Making consumer toys is just the latest expansion of the rapidly growing 3 D printing business. Rapid-prototyping machines used to cost well over $ 100, 000, but some models are now under $ 20, 000, prompting small businesses and highschool and college shop classes to buy them.

“Our technology mission is to make 3 D printing as fast and easy as printing on paper,” said Tom Clay, chief executive of Z Corp., based in Burlington, Mass.

Terry Wohlers, president of Wohlers Associates, a Fort Collins, Colo., market research firm, said 3 D printing is the fastest growing part of the rapidprototyping industry, which had revenue of $ 809 million in 2005, up from an estimated $ 705 million in 2004. Revenues come from services, materials and the machines themselves, which make models and specialized parts.

Some experts say within a few years hobbyists will have their own low-cost machines, many created by other 3 D printers. Adrian Bowyer, a mechanical engineering lecturer at the University of Bath in England, said he is developing a 3 D printer that, when connected to a PC, will be capable of recreating most of its own parts.

3 D printers can’t replicate semiconductors or metal screws and bolts. But products made by printers should be as sturdy as the originals once they’re assembled. Bowyer predicts this could aid cottage industries making jewelry or home furnishings like hooks and vases. He expects a 3 D printer that can print itself might be ready in a few years. As the self-replicating machine spreads, “It will evolve,” he said, with the most successful changes being widely adopted.

Large 3 D printers can build models 20 inches high and 24 inches wide. To make bigger parts — for example, engine blocks — users can produce two halves and glue them together.

Industry leader 3 D Systems, and No. 2 Stratasys Inc., of Eden Prairie, Minn., make some systems that are designed for rapid manufacturing of specialized parts. One system uses metal powder that is fused by a laser, layer by layer, to make parts with strength comparable to metal castings. The Army is studying using such systems in war zones to create replacements for broken parts of planes and tanks.
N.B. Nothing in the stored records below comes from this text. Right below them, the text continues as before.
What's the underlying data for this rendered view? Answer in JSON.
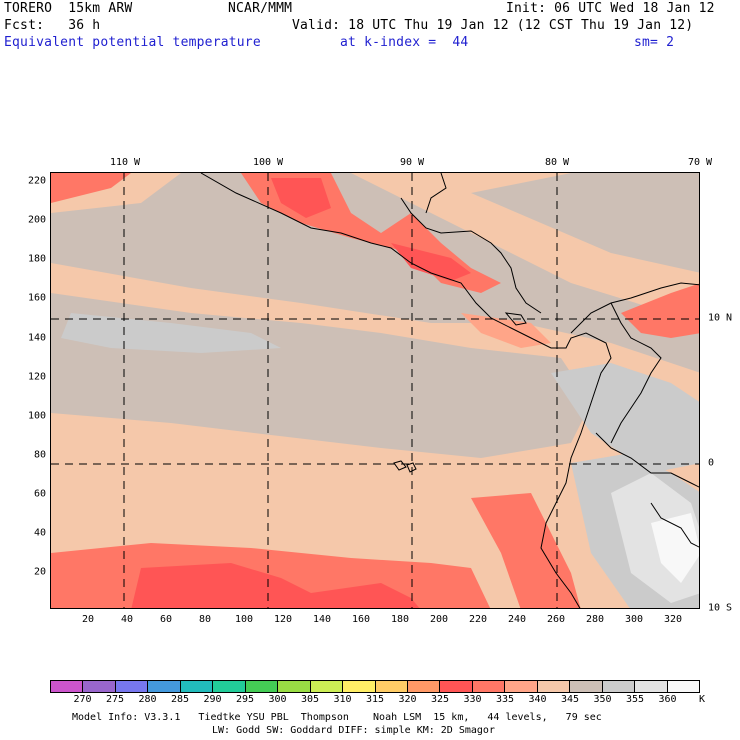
{
  "header": {
    "model": "TORERO  15km ARW",
    "center": "NCAR/MMM",
    "init": "Init: 06 UTC Wed 18 Jan 12",
    "fcst": "Fcst:   36 h",
    "valid": "Valid: 18 UTC Thu 19 Jan 12 (12 CST Thu 19 Jan 12)",
    "field": "Equivalent potential temperature",
    "level": "at k-index =  44",
    "smooth": "sm= 2"
  },
  "axes": {
    "lon_labels": [
      "110 W",
      "100 W",
      "90 W",
      "80 W",
      "70 W"
    ],
    "lat_labels": [
      "10 N",
      "0",
      "10 S"
    ],
    "y_ticks": [
      "220",
      "200",
      "180",
      "160",
      "140",
      "120",
      "100",
      "80",
      "60",
      "40",
      "20"
    ],
    "x_ticks": [
      "20",
      "40",
      "60",
      "80",
      "100",
      "120",
      "140",
      "160",
      "180",
      "200",
      "220",
      "240",
      "260",
      "280",
      "300",
      "320"
    ]
  },
  "legend": {
    "units": "K",
    "labels": [
      "270",
      "275",
      "280",
      "285",
      "290",
      "295",
      "300",
      "305",
      "310",
      "315",
      "320",
      "325",
      "330",
      "335",
      "340",
      "345",
      "350",
      "355",
      "360"
    ],
    "colors": [
      "#cc55cc",
      "#9966cc",
      "#7777ee",
      "#4499dd",
      "#22bbbb",
      "#22cc99",
      "#44cc55",
      "#99dd44",
      "#ccee55",
      "#ffee66",
      "#ffcc66",
      "#ff9966",
      "#ff5555",
      "#ff7766",
      "#ffa588",
      "#f5c8aa",
      "#cdbfb6",
      "#cbcbcb",
      "#e3e3e3",
      "#f8f8f8"
    ]
  },
  "footer": {
    "line1": "Model Info: V3.3.1   Tiedtke YSU PBL  Thompson    Noah LSM  15 km,   44 levels,   79 sec",
    "line2": "LW: Godd SW: Goddard DIFF: simple KM: 2D Smagor"
  }
}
Some designers use 3 D printing as a communications tool. Eric Freitag, director of engineering services at Smart Design, a New York-based design firm that bought one of Stratasys’ Dimension 3 D printers, said “you like to think the client sees what you see” but that a drawing on a piece of paper doesn’t always fully communicate a design concept.

With a 3 D model, “There’s always a ‘Wow’ moment when they really get it,” Freitag said.

A number of U. S. companies say they use “3 D faxing” to send designs to 3 D printers at factories in Asia so manufacturing engineers have a clearer idea of what they’re supposed to build.

Cheaper, simpler 3 D printers are spawning new applications. Architects often design in two dimensions, but model-makers like Alchemy Models Inc. in Phoenix are using 3 D printers to make models to show architectural review boards what new buildings will look like. 3 D printing companies say brain surgeons are using the machines to create models of patients’ skulls to design protective metal plates.

At Walt Disney Co. ’s Pixar Animation Studios, animators used a Z Corp. machine to make 250 models of characters from the movie Toy Story for a museum display. Warren Trezevant, an animator at Pixar, said his colleagues were so excited by the figures that the 3 D printers produced that “We printed more for people’s desks.”